Cuándo naturalizamos la barbarie?

 



¿Cuándo naturalizamos la barbarie?

Hay una pregunta que me viene rondando hace tiempo, y no es retórica. Es de esas preguntas que incomodan, que no tienen una respuesta clara pero que merecen ser repetidas:

 ¿Cuándo naturalizamos la barbarie?

Vivo en Rosario, una ciudad hermosa, vibrante, llena de historia, de cultura, de gente que se levanta todos los días con ganas de construir algo. Pero también una ciudad herida. Herida por la violencia, por la desigualdad, por la desidia. Y entre todas las cosas que se rompen, hay algo que quizás no deberíamos tolerar que se rompa más: nuestra capacidad de asombro.

En Rosario nos acostumbramos a todo. A que los colectivos no pasen, a que la policía no venga, a que te roben la bicicleta, el celular, la dignidad. Pero hay una imagen que resume ese acostumbramiento con una crudeza absurda: las puertas sin picaportes.

Puertas sin picaportes. No porque se rompieron. No porque se oxidaron. Sino porque los roban. Por el bronce. Por unas pocas monedas.

 Y lo vemos todos los días. En la escuela, en un edificio público, en la casa de un vecino. Y seguimos caminando. A veces hacemos un chiste, otras nos enojamos un rato, pero después seguimos. Ya ni siquiera nos parece raro.

Eso es lo que me preocupa.

Porque cuando empezamos a considerar “normal” que las puertas no tengan cómo abrirse, ¿qué otra cosa estamos dispuestos a aceptar como parte de la rutina?

Lo que está pasando tiene nombre. Daniel Goleman lo llama indefensión aprendida: es ese estado psicológico en el que las personas, luego de experimentar reiteradamente situaciones negativas que no pueden controlar, terminan por rendirse. Se resignan. Dejan de intentar cambiar las cosas, porque sienten —o aprenden— que haga lo que hagan, nada va a mejorar. Y así, lentamente, se apaga la reacción, se pierde la esperanza, se congela la bronca. Y lo inaceptable se vuelve cotidiano.

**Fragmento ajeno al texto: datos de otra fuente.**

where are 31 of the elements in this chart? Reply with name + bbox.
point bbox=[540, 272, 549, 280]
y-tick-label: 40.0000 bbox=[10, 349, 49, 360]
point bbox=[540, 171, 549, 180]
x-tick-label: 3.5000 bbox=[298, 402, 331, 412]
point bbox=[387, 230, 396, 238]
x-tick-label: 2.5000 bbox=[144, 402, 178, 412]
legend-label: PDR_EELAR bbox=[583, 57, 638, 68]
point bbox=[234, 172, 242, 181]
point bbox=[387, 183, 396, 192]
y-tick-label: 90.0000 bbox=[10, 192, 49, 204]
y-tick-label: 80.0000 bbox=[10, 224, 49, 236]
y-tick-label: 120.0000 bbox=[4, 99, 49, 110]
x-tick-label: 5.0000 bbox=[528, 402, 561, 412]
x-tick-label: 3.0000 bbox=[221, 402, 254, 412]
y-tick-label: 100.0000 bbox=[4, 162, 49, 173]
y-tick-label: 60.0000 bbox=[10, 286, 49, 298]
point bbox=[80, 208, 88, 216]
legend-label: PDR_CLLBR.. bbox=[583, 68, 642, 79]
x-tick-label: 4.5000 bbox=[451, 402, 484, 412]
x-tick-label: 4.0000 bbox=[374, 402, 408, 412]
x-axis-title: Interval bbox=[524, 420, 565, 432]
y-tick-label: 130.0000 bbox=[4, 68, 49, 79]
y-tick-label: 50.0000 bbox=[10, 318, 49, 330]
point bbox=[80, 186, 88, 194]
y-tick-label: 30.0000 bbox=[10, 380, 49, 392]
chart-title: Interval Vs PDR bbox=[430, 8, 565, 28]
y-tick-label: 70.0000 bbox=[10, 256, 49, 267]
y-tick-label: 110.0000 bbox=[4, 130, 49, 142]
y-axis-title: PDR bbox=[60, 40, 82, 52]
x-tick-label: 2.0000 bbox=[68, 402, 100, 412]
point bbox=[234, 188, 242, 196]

Aclaro algo importante: esto no es un comentario político, ni una crítica a un partido en particular. No me interesa caer en el juego de los bandos. No estoy hablando de ideologías, sino de realidades concretas.

 Estoy hablando de una ciudad que sufre, y de una sociedad que empieza a convencerse de que no se puede hacer nada.

¿En qué momento dejamos de pensar que esto estaba mal?

 ¿En qué momento perdimos la capacidad de escandalizarnos por lo que está mal?

 ¿Y qué se necesita para recuperarla?

No tengo todas las respuestas. Pero creo que, como comunidad, necesitamos al menos empezar a hacernos las preguntas.

 Y aunque todo esto suene duro, quiero decir algo más:

 yo sigo siendo optimista.

Sigo creyendo que es posible despertar del adormecimiento, que podemos volver a indignarnos, a involucrarnos, a transformar.

 Sigo creyendo que vale la pena intentarlo.

 Porque si nos resignamos, ganan los que quieren que naturalicemos el daño.

 Y Rosario no nació para resignarse.